Cover image of the review

Douglas Lance Gibson: What Was Once Yesterday Today & Tomorrow
  • Francis Plagne


25 Nov 2017
Tolarno Galleries 16 Nov - 16 Dec 2017

As I was about to leave Tolarno Galleries after spending some time with Douglas Lance Gibson’s What Was Once Yesterday, Today & Tomorrow, his first show with the gallery, I was stopped by two men. One, who I assume was some sort of building manager, informed me that a theft in the gallery had just been reported and politely requested that I remain on the premises while we waited for the police to arrive; the other, who I later guessed belonged to the Victorian office of the Liberal Party housed one floor down from Tolarno (maybe the thief got lost on the way up the stairs?), stood silently by with a solemn expression.
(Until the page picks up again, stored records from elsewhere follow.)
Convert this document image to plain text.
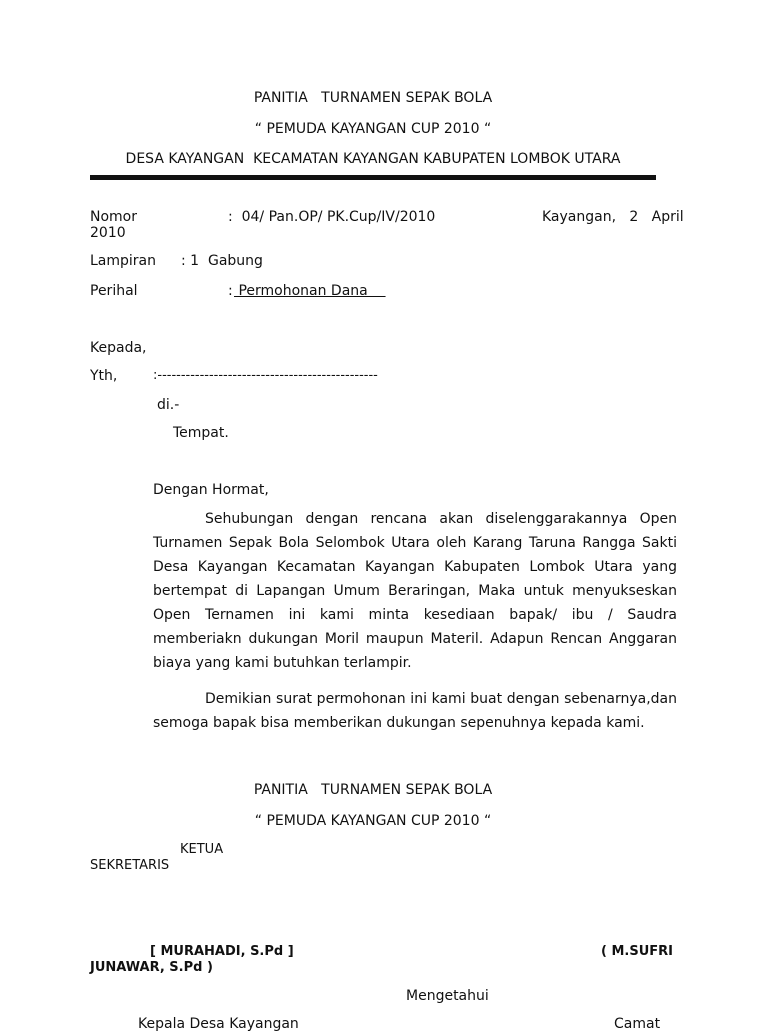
PANITIA   TURNAMEN SEPAK BOLA
“ PEMUDA KAYANGAN CUP 2010 “
DESA KAYANGAN  KECAMATAN KAYANGAN KABUPATEN LOMBOK UTARA
Nomor	:  04/ Pan.OP/ PK.Cup/IV/2010	Kayangan,   2   April
2010
Lampiran : 1  Gabung
Perihal	: Permohonan Dana
Kepada,
Yth,	:-----------------------------------------------
di.-
Tempat.
Dengan Hormat,
Sehubungan dengan rencana akan diselenggarakannya Open Turnamen Sepak Bola Selombok Utara oleh Karang Taruna Rangga Sakti Desa Kayangan Kecamatan Kayangan Kabupaten Lombok Utara yang bertempat di Lapangan Umum Beraringan, Maka untuk menyukseskan Open Ternamen ini kami minta kesediaan bapak/ ibu / Saudra memberiakn dukungan Moril maupun Materil. Adapun Rencan Anggaran biaya yang kami butuhkan terlampir.
Demikian surat permohonan ini kami buat dengan sebenarnya,dan semoga bapak bisa memberikan dukungan sepenuhnya kepada kami.
PANITIA   TURNAMEN SEPAK BOLA
“ PEMUDA KAYANGAN CUP 2010 “
KETUA
SEKRETARIS
[ MURAHADI, S.Pd ]	( M.SUFRI
JUNAWAR, S.Pd )
Mengetahui
Kepala Desa Kayangan	Camat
Having half an hour on my hands to kill, I happily complied with my somewhat arbitrary detention and waited for the police to arrive. Being the only visitor to the gallery at the time when the theft was noticed, I was of course the number one suspect, though when the police eventually showed up, they didn’t seem too hopeful as they casually searched my bag before declaring me free to go. Before the arrival of the police, I took the opportunity to spend a little longer with the works in the show, and the oddly dragging temporality of waiting provided the perfect attunement with which to appreciate Gibson’s photographs; works that are concerned above all with complexities and paradoxes of time.